If you think it pays to be in the ruling party, you are dead right: 7 out of 10 MPs from the Congress are crorepatis. The BJP have 5. MPs from some of the smaller parties like SAD, TRS and JD (Secular) are all crorepatis while the NCP, DMK, RLD, BSP, Shiv Sena, National Conference and Samajwadi Party have more crorepatis than the 60% average. Only the CPM and the Trinamool, the two Bengal based parties, don't field crorepatis. The CPM has 1crorepati out of 16 MPs; the Trinamool has 7 out of 19. This shows in the state-wise average. West Bengal and Kerala have few crorepati MPs while Punjab and Delhi have only crorepati MPs and Haryana narrowly misses out on this distinction with one MP, poor guy, who's not a crorepati.
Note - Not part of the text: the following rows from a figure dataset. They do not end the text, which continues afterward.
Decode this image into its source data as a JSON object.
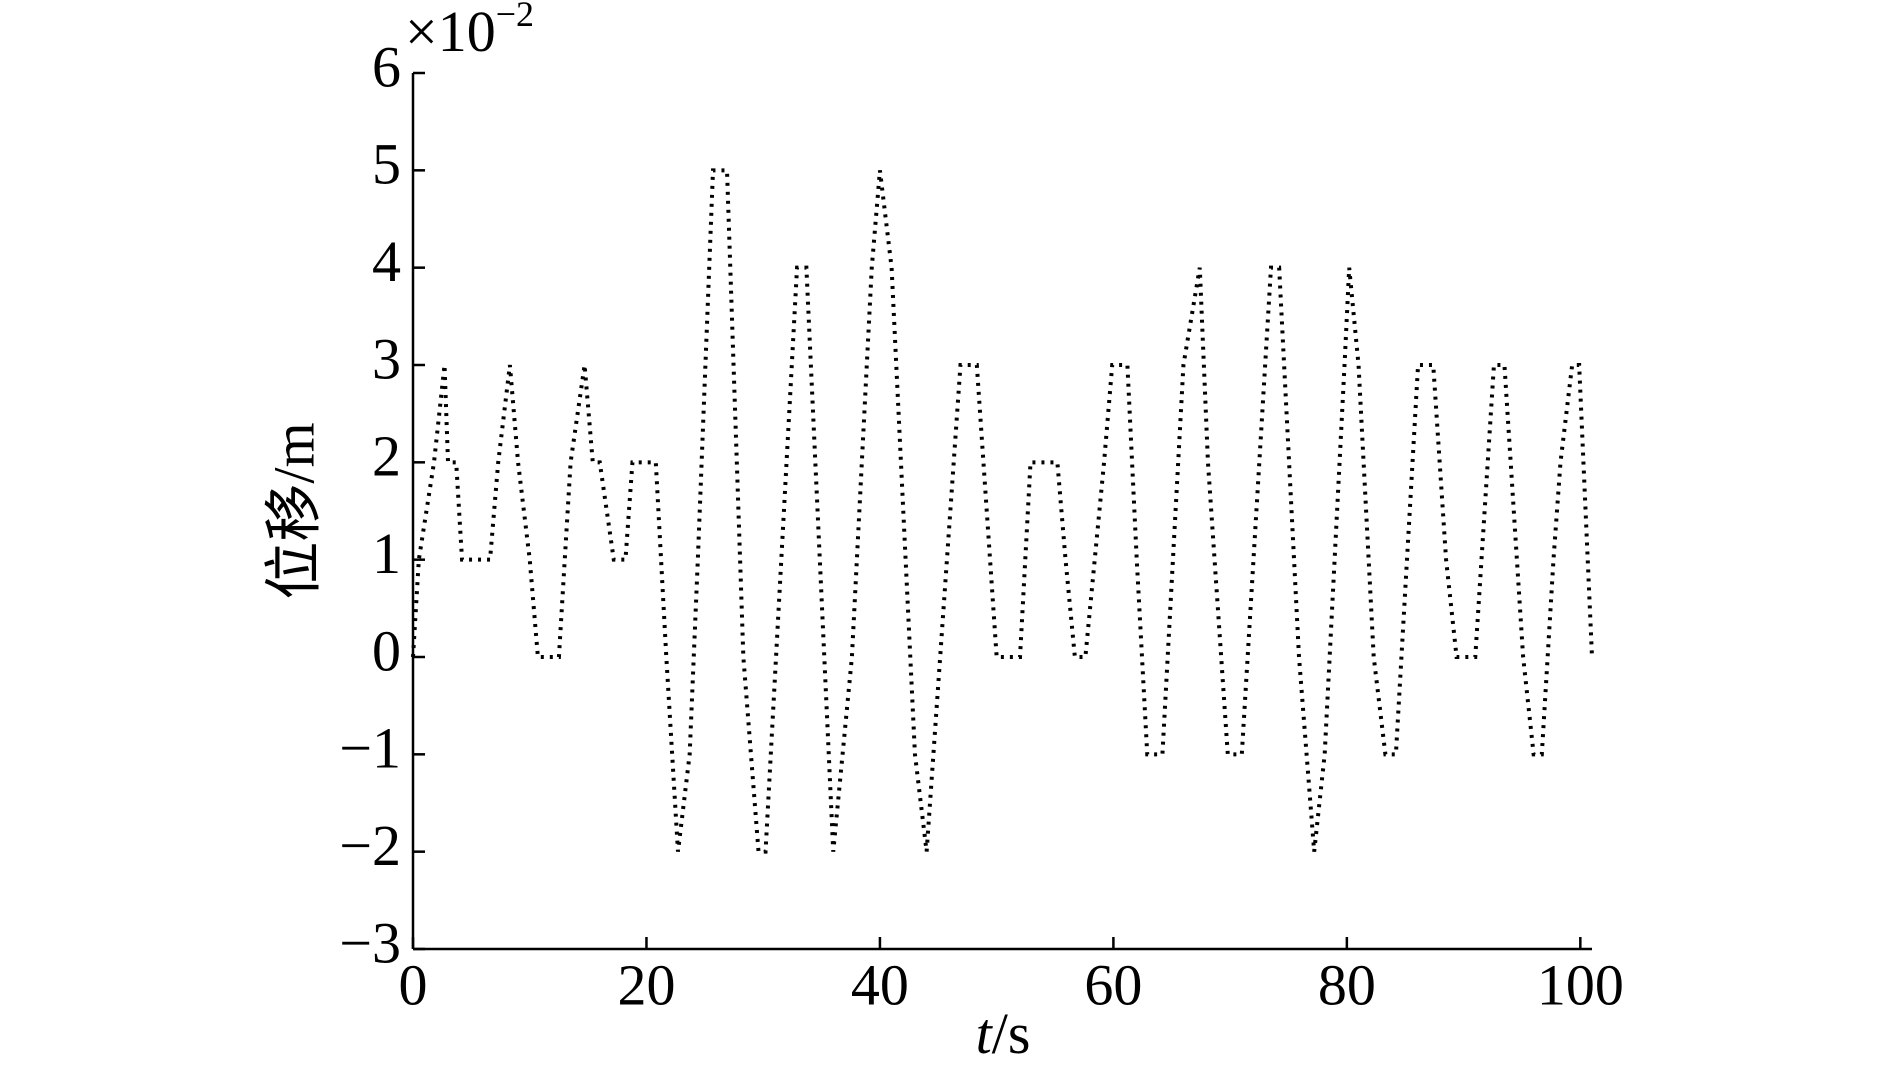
{
  "chart_data": {
    "type": "line",
    "multiplier": {
      "base": "×10",
      "exponent": "−2"
    },
    "ylabel": "位移/m",
    "xlabel": {
      "var": "t",
      "unit": "/s"
    },
    "xlim": [
      0,
      101
    ],
    "xticks": [
      0,
      20,
      40,
      60,
      80,
      100
    ],
    "ylim": [
      -3,
      6
    ],
    "yticks": [
      {
        "value": -3,
        "label": "−3"
      },
      {
        "value": -2,
        "label": "−2"
      },
      {
        "value": -1,
        "label": "−1"
      },
      0,
      1,
      2,
      3,
      4,
      5,
      6
    ],
    "series": [
      {
        "color": "#000000",
        "x": [
          0,
          0.5,
          1.8,
          2.7,
          3,
          3.7,
          4.2,
          6.6,
          7.3,
          8.3,
          9,
          10,
          10.7,
          12.5,
          13.5,
          14.7,
          15.4,
          16,
          17.2,
          18.2,
          18.8,
          20.8,
          21.7,
          22.7,
          23.7,
          24.4,
          25.7,
          26.9,
          28.3,
          29.6,
          30.2,
          32.9,
          33.7,
          36,
          37.6,
          39.3,
          40,
          41,
          43,
          44,
          46.9,
          48.3,
          50,
          52,
          52.9,
          55.2,
          55.9,
          56.7,
          57.6,
          59.2,
          59.9,
          61.2,
          62,
          62.9,
          64.2,
          66,
          67.4,
          68.1,
          69.8,
          71,
          73.5,
          74.2,
          75.9,
          77.2,
          78.1,
          79.8,
          80.2,
          81,
          82.3,
          83.3,
          84.2,
          86.1,
          87.4,
          88.5,
          89.4,
          91,
          92.6,
          93.5,
          95.1,
          96,
          96.7,
          97.7,
          98.3,
          99.3,
          99.9,
          101
        ],
        "values": [
          0,
          1,
          2,
          3,
          2,
          2,
          1,
          1,
          2,
          3,
          2,
          1,
          0,
          0,
          2,
          3,
          2,
          2,
          1,
          1,
          2,
          2,
          0,
          -2,
          -1,
          1,
          5,
          5,
          0,
          -2,
          -2,
          4,
          4,
          -2,
          0,
          4,
          5,
          4,
          -1,
          -2,
          3,
          3,
          0,
          0,
          2,
          2,
          1,
          0,
          0,
          2,
          3,
          3,
          1,
          -1,
          -1,
          3,
          4,
          2,
          -1,
          -1,
          4,
          4,
          0,
          -2,
          -1,
          3,
          4,
          3,
          0,
          -1,
          -1,
          3,
          3,
          1,
          0,
          0,
          3,
          3,
          0,
          -1,
          -1,
          1,
          2,
          3,
          3,
          0
        ]
      }
    ]
  }
}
Do MPs become richer in office? Sure they do. Statistics show that the average assets of 304 MPs who contested in 2004 and then re-contested last year grew 300%. And, yes, we're only talking about declared assets here. But then, we can't complain. We are the ones who vote for the rich. Over 33% of those with assets above Rs 5 crore won the last elections while 99.5% of those with assets below Rs 10 lakhs lost! Apart from West Bengal and the North East, every other state voted for crorepati MPs. Haryana grabbed first place with its average MP worth Rs 18 crore. Andhra is not far behind at 16.
But no, this is not enough for our MPs. It's not enough that they are rich, infinitely richer than those who they represent, and every term makes them even richer. It's not enough that they openly perpetuate their families in power. It's not enough that all their vulgar indulgences and more are paid for by you and me through back breaking taxes. It's not enough that the number of days they actually work in Parliament are barely 60 in a year. The rest of the time goes in squabbling and ranting. Now they want a 500% pay hike and perquisites quadrupled. The Government, to buy peace, has already agreed to a 300% raise but that's not good enough for our MPs. They want more, much more.
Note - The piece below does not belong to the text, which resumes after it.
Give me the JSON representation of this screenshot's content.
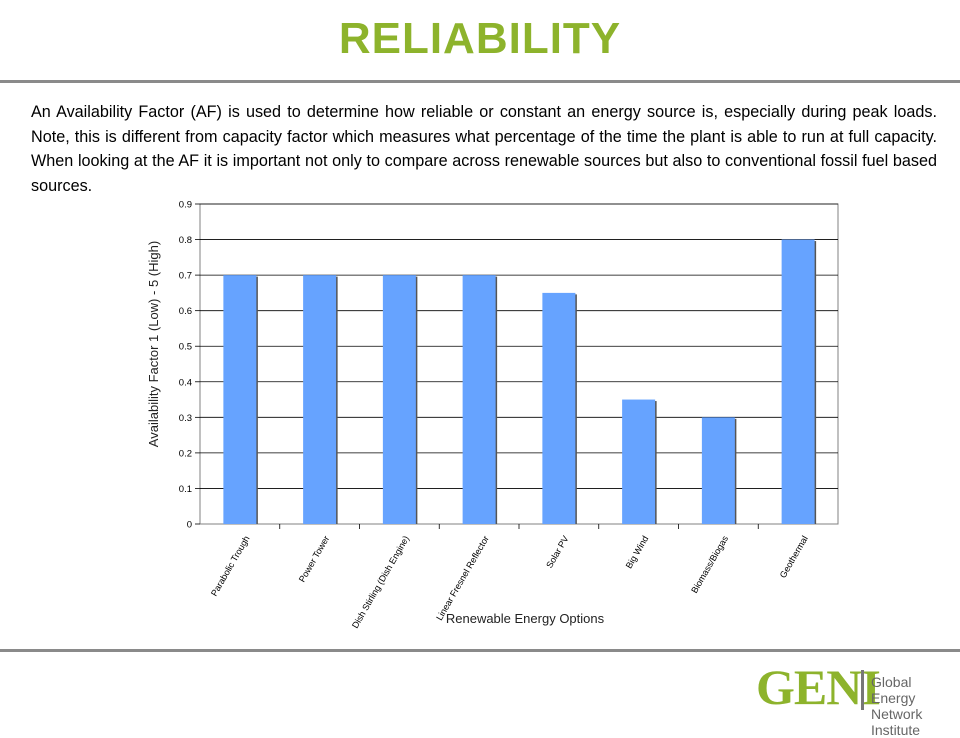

And no, I'm not even mentioning that 150 MPs elected last year have criminal cases against them, with 73 serious, very serious cases ranging from rape to murder. Do you really think these people deserve to earn 104 times what the average Indian earns?
MPs in general are rich, endowed by flourishing business interests or hereditary handovers. The Association for Democratic Reforms, an NGO that works towards strengthening democracy and governance, says there are 315 crorepatis — persons whose net worth exceeds Rs 1 crore — in the 543-member Lok Sabha. Further, the average asset holding of the members of the Lower House is Rs 5.33 crore. Mind you, this is just the calculation based on disclosed assets, which are often not exhaustive —or even, the colour of the majority of assets — that MPs own. Whatever the party or state, barring some exceptions, the prevalence of wealth among MPs is universal.A report in Economic Times. Here
Of the 543 MPs in Lok Sabha 2009, 315 — or 58% — are crorepatis. This is nearly double the crorepatis in the 2004 batch. Further, the average declared assets of an MP in Lok Sabha 2009 is 186% higher than the 2004 average.